Interpellata invano la famiglia
Dall’Oglio – che si trincera dietro un comprensibile, amaro silenzio (ma oggi i
familiari hanno diffuso un appello) –
Vatican Insider ha raggiunto Stefano Femminis, direttore di “Popoli”, magazine
internazionale dei Gesuiti italiani. «In questi mesi la nostalgia per padre
Paolo e l’angoscia per le voci, a volte tragiche ma mai verificabili sul suo
destino, sono state una compagnia costante. Il pensiero va a lui quasi
automaticamente quando si leggono le notizie sulla Siria che sprofonda sempre
più nell’orrore».
Continua Femminis: «Una cosa mi
colpisce, soprattutto: se si rileggono molte delle cose dette e scritte da
padre Paolo, anche su “Popoli”, si può dire che è stato davvero profetico, suo
malgrado. Penso per esempio a quando - già anni fa - avvertiva che, lasciandosi
prendere da un’istintiva paura dell’islam e facendo mancare il sostegno
politico e morale alla parte sana della ribellione anti-Assad, si sarebbe fatto
il gioco degli estremisti: ebbene, è proprio quello che sta succedendo, con il
trionfo dei terroristi dell’Isis (anche in Iraq) e il contemporaneo
rafforzamento di Assad». Una lettura, questa sostenuta anche da chi – come
Domenico Quirico, inviato della “Stampa”, anch’egli ostaggio per cinque mesi in
Siria – si è misurato di persona con la drammatica complessità della situazione
siriana.
«Abbiamo bisogno di padre Paolo –
continua Femminis - della sua apertura mentale e spirituale, del suo amore per
il dialogo portato alle estreme conseguenze (gli uomini di dialogo non hanno
mai fatto una bella fine, nella storia), delle sue parole magari un po' sopra
le righe ma sempre autentiche. Soprattutto, credo che la Siria abbia bisogno di
lui. Io continuo a sperare che torni presto».

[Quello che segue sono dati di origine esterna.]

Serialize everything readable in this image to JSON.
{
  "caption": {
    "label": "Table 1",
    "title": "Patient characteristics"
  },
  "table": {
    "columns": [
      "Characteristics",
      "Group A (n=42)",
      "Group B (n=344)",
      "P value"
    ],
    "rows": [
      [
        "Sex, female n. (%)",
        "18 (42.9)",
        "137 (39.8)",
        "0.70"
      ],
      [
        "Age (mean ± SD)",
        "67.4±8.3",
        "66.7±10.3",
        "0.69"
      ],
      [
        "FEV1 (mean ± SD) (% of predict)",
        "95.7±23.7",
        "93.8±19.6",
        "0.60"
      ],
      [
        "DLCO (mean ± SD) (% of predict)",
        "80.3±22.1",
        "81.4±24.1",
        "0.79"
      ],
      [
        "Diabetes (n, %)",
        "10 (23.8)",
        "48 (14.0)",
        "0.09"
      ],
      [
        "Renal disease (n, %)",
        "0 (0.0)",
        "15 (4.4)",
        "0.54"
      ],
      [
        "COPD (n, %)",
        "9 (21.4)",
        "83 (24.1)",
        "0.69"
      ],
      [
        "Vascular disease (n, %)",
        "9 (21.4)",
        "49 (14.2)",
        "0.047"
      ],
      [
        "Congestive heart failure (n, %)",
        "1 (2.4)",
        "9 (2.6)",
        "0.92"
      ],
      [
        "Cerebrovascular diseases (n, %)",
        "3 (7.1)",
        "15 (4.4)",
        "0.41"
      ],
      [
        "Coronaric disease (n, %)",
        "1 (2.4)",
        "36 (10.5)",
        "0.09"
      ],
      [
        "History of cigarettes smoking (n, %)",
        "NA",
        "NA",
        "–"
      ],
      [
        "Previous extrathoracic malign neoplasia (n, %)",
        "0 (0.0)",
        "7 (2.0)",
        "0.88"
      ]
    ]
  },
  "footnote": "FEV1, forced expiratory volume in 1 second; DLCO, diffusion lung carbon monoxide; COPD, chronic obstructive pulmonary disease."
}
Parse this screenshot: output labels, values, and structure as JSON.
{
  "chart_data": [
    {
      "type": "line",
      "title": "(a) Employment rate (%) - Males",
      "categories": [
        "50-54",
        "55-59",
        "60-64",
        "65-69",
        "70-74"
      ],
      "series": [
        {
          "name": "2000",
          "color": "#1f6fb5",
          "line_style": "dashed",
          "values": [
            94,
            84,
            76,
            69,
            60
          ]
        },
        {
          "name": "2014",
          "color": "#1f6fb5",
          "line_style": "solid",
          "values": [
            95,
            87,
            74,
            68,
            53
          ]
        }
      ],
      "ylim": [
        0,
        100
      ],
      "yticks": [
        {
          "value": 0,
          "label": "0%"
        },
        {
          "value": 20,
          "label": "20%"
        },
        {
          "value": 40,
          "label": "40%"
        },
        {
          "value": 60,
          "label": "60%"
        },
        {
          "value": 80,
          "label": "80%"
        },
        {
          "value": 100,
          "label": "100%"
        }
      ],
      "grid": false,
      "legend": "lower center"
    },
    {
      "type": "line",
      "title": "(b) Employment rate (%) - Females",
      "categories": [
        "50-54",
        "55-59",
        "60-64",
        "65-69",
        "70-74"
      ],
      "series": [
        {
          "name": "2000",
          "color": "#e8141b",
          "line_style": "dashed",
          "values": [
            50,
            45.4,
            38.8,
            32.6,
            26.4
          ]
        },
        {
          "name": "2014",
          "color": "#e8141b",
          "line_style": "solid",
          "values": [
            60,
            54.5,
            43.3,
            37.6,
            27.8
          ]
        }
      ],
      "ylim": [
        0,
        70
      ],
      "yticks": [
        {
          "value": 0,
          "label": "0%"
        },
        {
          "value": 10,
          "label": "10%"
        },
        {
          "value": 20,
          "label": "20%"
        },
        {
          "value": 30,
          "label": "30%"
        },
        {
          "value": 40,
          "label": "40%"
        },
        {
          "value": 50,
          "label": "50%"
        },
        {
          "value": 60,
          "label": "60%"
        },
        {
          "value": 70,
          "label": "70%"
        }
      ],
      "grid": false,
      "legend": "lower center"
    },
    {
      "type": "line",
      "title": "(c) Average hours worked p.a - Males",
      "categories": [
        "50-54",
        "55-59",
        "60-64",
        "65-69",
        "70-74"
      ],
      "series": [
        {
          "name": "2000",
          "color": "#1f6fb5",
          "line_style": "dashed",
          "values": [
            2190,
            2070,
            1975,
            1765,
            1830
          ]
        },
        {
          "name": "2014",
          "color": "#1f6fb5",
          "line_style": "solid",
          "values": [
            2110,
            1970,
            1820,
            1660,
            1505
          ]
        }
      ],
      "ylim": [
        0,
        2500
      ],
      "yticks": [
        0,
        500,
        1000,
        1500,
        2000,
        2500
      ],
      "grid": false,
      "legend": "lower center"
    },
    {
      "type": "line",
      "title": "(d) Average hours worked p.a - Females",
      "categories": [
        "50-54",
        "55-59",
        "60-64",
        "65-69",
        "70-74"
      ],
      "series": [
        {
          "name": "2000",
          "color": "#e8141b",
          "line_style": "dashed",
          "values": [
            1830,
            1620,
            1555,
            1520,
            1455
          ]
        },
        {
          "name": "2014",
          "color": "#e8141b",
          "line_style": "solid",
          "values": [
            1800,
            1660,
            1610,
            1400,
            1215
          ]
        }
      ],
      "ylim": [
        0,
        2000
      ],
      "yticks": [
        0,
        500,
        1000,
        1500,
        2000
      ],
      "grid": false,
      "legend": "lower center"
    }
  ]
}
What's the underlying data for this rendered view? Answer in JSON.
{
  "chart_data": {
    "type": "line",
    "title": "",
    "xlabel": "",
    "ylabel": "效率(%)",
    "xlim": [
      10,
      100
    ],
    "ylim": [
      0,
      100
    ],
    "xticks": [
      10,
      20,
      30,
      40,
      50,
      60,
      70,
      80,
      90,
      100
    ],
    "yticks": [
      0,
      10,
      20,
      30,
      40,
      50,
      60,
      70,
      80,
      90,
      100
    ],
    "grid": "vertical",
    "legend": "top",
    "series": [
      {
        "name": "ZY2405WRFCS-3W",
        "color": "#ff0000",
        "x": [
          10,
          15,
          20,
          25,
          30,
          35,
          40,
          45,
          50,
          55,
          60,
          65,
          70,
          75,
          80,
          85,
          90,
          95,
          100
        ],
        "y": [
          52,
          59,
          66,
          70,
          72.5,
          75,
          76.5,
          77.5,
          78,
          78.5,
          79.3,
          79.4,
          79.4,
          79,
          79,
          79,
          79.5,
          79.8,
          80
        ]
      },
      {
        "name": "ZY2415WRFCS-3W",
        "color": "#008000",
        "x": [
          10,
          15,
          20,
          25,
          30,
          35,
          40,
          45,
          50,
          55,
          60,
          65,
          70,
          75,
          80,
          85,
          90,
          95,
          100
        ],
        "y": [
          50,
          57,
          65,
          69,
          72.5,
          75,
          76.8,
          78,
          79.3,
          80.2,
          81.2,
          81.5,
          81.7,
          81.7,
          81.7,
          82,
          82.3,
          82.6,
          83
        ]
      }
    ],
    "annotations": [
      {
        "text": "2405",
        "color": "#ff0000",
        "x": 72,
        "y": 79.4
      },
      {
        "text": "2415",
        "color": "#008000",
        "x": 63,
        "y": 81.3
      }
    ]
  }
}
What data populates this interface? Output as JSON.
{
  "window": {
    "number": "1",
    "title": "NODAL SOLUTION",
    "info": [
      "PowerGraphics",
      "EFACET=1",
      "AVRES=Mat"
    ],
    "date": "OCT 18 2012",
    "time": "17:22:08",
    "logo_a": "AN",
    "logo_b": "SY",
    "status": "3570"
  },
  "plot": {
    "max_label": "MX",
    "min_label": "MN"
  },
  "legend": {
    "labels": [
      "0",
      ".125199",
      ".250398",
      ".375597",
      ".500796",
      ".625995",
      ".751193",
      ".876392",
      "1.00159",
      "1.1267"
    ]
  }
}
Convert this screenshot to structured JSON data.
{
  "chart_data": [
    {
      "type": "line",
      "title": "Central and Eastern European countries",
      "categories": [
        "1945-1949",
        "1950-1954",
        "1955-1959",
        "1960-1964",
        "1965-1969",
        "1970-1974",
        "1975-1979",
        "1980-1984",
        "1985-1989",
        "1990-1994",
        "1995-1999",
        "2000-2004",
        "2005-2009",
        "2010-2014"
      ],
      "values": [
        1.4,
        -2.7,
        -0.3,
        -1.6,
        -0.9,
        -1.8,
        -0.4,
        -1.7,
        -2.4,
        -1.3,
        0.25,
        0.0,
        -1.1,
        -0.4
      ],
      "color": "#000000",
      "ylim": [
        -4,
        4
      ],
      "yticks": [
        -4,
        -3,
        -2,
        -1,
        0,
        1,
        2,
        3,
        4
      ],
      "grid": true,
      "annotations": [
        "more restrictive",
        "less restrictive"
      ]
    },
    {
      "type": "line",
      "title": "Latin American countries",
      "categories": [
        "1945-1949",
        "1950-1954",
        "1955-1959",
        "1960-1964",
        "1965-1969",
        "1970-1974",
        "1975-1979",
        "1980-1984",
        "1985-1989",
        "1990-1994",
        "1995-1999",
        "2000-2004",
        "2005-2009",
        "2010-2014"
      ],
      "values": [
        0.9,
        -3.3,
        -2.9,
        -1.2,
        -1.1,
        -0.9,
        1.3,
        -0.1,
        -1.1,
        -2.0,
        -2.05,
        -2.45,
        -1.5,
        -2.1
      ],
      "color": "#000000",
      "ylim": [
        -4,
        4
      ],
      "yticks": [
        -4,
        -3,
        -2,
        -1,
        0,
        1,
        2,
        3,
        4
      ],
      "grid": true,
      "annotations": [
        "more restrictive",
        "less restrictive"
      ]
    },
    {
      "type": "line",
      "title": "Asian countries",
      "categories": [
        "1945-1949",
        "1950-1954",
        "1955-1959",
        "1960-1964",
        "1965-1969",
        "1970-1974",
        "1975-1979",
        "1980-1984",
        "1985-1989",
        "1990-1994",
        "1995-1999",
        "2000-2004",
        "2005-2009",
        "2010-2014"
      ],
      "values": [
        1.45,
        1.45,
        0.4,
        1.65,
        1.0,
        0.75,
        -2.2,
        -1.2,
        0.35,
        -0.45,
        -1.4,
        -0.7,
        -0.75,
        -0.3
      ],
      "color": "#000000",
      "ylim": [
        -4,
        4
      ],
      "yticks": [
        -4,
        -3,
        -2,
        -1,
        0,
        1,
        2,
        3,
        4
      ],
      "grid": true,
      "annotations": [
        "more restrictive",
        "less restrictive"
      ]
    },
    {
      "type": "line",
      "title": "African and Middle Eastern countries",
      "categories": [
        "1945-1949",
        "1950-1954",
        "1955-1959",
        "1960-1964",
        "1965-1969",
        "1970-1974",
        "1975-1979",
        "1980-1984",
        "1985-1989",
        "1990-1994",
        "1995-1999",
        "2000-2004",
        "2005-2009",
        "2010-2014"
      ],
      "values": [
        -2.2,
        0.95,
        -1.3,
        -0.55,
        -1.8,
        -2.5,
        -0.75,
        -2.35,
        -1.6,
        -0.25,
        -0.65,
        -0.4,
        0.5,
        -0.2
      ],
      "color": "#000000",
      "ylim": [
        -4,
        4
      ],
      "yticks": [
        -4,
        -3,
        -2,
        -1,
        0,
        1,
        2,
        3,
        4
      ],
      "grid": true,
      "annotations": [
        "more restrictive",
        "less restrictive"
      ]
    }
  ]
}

Rileggere oggi i testi di padre
Dall’Oglio assume, in effetti, un significato del tutto particolare. A chi
prenda in mano il suo libro più recente, “Collera e luce. Un prete nella
rivoluzione siriana” (Emi 2013) può capitare di imbattersi in un passo come
questo: «O ci mettiamo sulla strada della differenza oppure sulla strada della
morte. O si accetta la differenza oppure la si sopprime. La Siria è, da questo
punto di vista, un luogo altamente centrale e simbolico. Non si tratta qui
soltanto di un povero popolo abbandonato nell’est del Mediterraneo, bensì di
questioni che sono di urgente attualità ovunque nel mondo. Dibattendo della
Siria, tu e il tuo vicino, cristiano, musulmano, ebreo o altro, è di voi che
parlate: discutete delle vostre stesse relazioni».